PT despeja mais de R$ 500 mil em propaganda após vazamento de áudio envolvendo Flávio Bolsonaro e Vorcaro
O Partido dos Trabalhadores gastou mais de meio milhão de reais em impulsionamento de publicações nas redes sociais, após o vazamento do áudio envolvendo o senador Flávio Bolsonaro e o banqueiro Daniel Vorcaro. Os dados, divulgados pela biblioteca de anúncios da Meta, apontam que o PT gastou cerca de R$ 514 mil em anúncios no Facebook entre os dias 13 e 20 de maio.
Segundo o levantamento, São Paulo e Minas Gerais concentraram a maior parte dos investimentos petistas, justamente os dois maiores colégios eleitorais do país. Enquanto isso, o PL teria desembolsado apenas R$ 13 mil no mesmo período. Ainda de acordo com os números divulgados, o partido de Luiz Inácio Lula da Silva investiu R$ 1,4 milhão em campanhas digitais relacionadas a temas políticos e sociais nos últimos 30 dias.

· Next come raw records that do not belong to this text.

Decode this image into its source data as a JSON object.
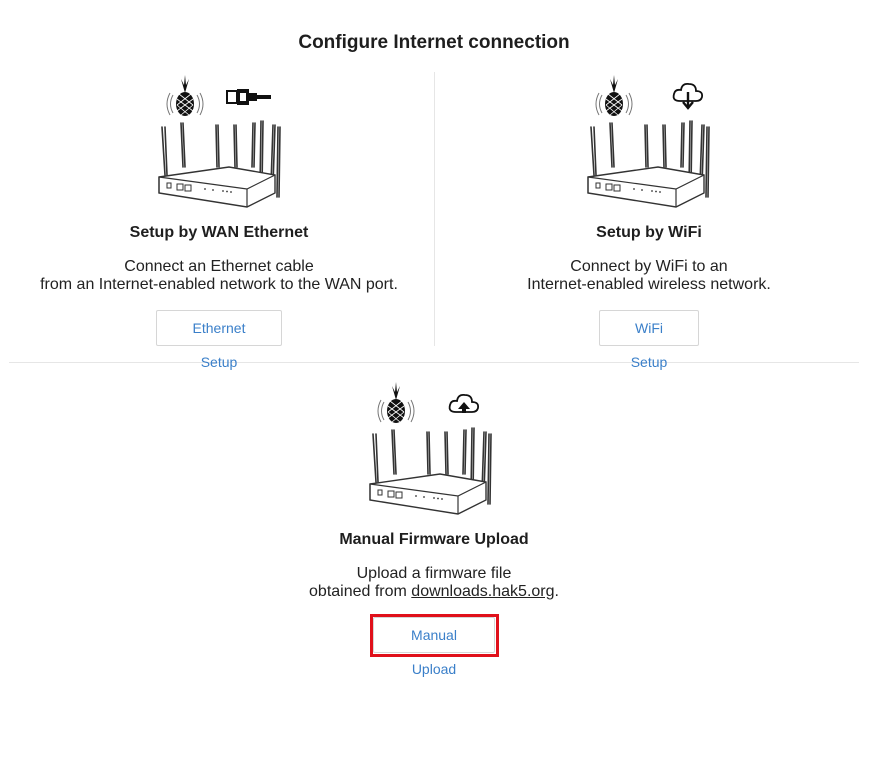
{
  "page": {
    "title": "Configure Internet connection"
  },
  "ethernet": {
    "title": "Setup by WAN Ethernet",
    "desc_line1": "Connect an Ethernet cable",
    "desc_line2": "from an Internet-enabled network to the WAN port.",
    "button_label": "Ethernet Setup",
    "icon": "ethernet-cable-icon"
  },
  "wifi": {
    "title": "Setup by WiFi",
    "desc_line1": "Connect by WiFi to an",
    "desc_line2": "Internet-enabled wireless network.",
    "button_label": "WiFi Setup",
    "icon": "cloud-download-icon"
  },
  "manual": {
    "title": "Manual Firmware Upload",
    "desc_line1": "Upload a firmware file",
    "desc_prefix": "obtained from ",
    "desc_link": "downloads.hak5.org",
    "desc_suffix": ".",
    "button_label": "Manual Upload",
    "icon": "cloud-upload-icon"
  },
  "colors": {
    "button_text": "#3a7fc9",
    "highlight": "#e0101a"
  }
}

A ofensiva digital ganhou força após a divulgação do conteúdo envolvendo Flávio Bolsonaro e Vorcaro, episódio que rapidamente passou a dominar o debate político nas redes sociais e na imprensa nacional. Um dos vídeos mais impulsionados pelo PT traz Lula defendendo “investigação rigorosa” e punição para todos os envolvidos, independentemente de cargo ou função pública.
Nos bastidores, porém, adversários do governo enxergam a movimentação como mais uma demonstração de como o PT utiliza sua estrutura financeira e digital para transformar crises envolvendo opositores em campanhas massivas de desgaste político. O volume de publicações e anúncios patrocinados chamou atenção até de institutos de monitoramento digital, que apontaram uma avalanche de conteúdos ligados ao caso nas páginas e perfis ligados à esquerda.
A estratégia também reacende o debate sobre o uso agressivo das redes sociais na política brasileira. Enquanto o governo frequentemente critica disseminação de desinformação e ataques virtuais, opositores acusam o PT de operar uma verdadeira máquina de propaganda institucionalizada, utilizando forte investimento financeiro para dominar narrativas e pressionar adversários no ambiente digital.
O episódio evidencia que a disputa eleitoral de 2026 já começou nos bastidores, e, mais uma vez, as redes sociais aparecem como campo principal da guerra política. Com cifras milionárias sendo despejadas em impulsionamento de conteúdo, cresce a preocupação sobre o desequilíbrio no debate público e o peso do poder econômico na formação da opinião popular.